The UK's 2016 Budget includes a further increase to the rate of Insurance Premium Tax. Let's examine the details, and one important aspect of UK IPT legislation; the De Minimis concession.

In his 2016 budget announcement, Chancellor of the Exchequer George Osborne confirmed that the standard rate of UK Insurance Premium Tax (IPT) will rise by half a percentage point - from 9.5% to 10% - on 1 October 2016. However, transitional arrangements have been announced and exempt insurance contracts - and those that attract the higher rate - are unaffected.

Insurers operating the Special Accounting Scheme can apply the current standard rate (9.5%) to premiums received before 1 February 2017 relating to contracts entered into before 1 October 2016. The new standard rate will be applicable on all premiums received on or after 1 February 2017, regardless of when the contract was entered into.

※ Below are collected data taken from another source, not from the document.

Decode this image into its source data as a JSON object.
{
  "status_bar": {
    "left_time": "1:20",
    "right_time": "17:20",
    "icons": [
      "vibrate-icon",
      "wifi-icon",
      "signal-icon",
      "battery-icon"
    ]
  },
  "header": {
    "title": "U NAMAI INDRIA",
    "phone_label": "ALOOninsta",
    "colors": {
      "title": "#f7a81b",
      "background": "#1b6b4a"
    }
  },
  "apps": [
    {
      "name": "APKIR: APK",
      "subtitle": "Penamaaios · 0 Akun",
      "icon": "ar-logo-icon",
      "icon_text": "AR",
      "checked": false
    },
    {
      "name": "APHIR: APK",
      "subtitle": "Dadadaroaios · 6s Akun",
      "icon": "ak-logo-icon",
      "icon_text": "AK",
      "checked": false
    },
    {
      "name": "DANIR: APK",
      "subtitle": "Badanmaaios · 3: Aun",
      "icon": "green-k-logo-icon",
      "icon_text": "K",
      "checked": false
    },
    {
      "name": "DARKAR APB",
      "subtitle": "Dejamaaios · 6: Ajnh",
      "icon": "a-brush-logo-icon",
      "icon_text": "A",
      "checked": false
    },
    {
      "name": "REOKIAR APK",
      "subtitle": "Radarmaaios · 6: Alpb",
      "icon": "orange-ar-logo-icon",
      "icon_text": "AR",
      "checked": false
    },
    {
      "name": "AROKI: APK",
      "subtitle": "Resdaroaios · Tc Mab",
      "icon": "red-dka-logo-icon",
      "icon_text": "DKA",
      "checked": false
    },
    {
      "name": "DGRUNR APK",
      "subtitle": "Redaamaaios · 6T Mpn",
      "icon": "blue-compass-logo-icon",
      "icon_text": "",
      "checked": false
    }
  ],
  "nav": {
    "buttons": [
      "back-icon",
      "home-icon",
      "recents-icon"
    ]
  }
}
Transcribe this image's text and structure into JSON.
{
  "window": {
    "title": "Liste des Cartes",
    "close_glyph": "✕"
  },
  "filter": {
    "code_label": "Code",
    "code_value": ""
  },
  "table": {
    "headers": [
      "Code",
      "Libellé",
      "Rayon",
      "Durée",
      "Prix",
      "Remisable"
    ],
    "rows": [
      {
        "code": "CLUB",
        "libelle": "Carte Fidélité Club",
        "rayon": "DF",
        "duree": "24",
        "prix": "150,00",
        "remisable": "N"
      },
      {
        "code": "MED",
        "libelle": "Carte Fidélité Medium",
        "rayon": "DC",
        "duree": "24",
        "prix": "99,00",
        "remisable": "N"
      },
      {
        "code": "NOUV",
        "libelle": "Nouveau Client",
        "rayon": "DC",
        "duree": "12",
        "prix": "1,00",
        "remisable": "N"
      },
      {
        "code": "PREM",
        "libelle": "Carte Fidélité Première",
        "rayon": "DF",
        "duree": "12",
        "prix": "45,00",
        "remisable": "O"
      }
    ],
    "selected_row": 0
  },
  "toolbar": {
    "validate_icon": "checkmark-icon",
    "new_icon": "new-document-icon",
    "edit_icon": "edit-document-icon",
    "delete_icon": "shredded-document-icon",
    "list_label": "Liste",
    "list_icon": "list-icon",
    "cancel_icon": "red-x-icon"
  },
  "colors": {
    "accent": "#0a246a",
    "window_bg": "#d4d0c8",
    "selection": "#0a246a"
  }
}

For insurers operating the cash accounting scheme there are no such arrangements; all premiums that are taxable at the standard rate received on or after 1 October 2016 are to be taxed at 10%.

The De Minimis concession

The UK IPT regime is underpinned by some thorough legislation and guidance from the authorities. The HMRC Notice IPT 1 contains detailed explanations of what constitutes a taxable insurance premium, what classes of insurance are IPT exempt, policies that attract a higher rate, and various other items. The de minimis concession is one such item that can come into the equation for insurers underwriting a global insurance policy, and one that has come up regularly in the course of TMF Group's dealings with insurers and brokers.

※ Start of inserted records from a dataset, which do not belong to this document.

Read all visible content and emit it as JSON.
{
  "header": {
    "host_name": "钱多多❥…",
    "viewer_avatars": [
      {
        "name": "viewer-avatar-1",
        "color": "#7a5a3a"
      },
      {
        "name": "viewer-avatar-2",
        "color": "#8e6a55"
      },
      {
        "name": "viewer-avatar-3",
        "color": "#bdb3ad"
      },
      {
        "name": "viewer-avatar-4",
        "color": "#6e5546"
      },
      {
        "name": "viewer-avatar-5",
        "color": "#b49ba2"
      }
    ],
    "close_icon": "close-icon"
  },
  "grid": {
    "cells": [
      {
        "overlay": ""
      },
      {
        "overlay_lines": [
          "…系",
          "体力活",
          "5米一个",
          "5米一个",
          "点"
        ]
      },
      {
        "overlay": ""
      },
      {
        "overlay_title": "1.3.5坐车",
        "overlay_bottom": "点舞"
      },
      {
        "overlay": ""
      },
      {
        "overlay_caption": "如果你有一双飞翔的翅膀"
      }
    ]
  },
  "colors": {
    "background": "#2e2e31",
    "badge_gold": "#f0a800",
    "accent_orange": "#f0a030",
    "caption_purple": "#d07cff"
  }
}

If the total premium of an insurance contract is less that £500,000, and the UK taxable element of that premium is 10% or less, the contract meets the de minimis criteria, and you don't need to account for tax on that contract. It is worth noting that in co-insurance arrangements, the entire premium is subject to the de minimis test, rather than each insurer's proportion of the premium.

The presence of the de minimis concession can cause some accounting issues for insurers, particularly in cases where there are changes made to a contract after it has incepted. If, for example, a policy has met the above mentioned conditions at inception (and no IPT has been calculated accordingly), but additional premium has been collected after inception to reflect an increase in the sum assured which takes the overall premium above the £500,000 threshold, IPT now needs to be accounted for on the whole premium. IPT on the entire UK premium is now due on the tax point (contingent on the insurer's normal IPT accounting method) of the additional premium.

Another potential issue is the treatment of return premium. If a reduction in the overall UK premium means that a contract now falls within scope of the de minimis concession, a tax credit can be claimed for the amount of tax previously accounted for in the period where premium was repaid, or any later accounting period. The tax would then need to be refunded to the policyholder, causing additional administrative headaches.

The application of the de minimis concession is at the discretion of the insurer; some choose not to apply it for the reasons detailed above. This can lead to some confusion on co-insurance contracts – where multiple insurers are underwriting a contract where the UK portion of the risk is de minimis eligible. The complications of accounting for IPT on multiple insurers' share of the UK risk where additional premium takes a contract out of de minimis, and vice versa with return premium taking a contract into de minimis, means a clear and consistent approach is essential. It is our understanding that market practise is generally to follow the approach of the lead insurer.

If an insurer exclusively underwrites business which falls within the de minimis limits, they can apply to HMRC for a waiver of IPT registration. They nevertheless are required to inform HMRC that they are writing taxable insurance business. TMF Group's IPT Quote software has the de minimis concession built into its tax calculation engine. This allows insurers and brokers to ensure that if a contract meets the criteria; no tax is calculated (with the reason being clearly highlighted) on the UK portion of the risk at quote stage, avoiding the administrative headache of refunding IPT to the insured at a later date. TMF continues to work closely with key players in the insurance and broking market to ensure that the approach taken is clear and consistent.

The content of this article is intended to provide a general guide to the subject matter. Specialist advice should be sought about your specific circumstances.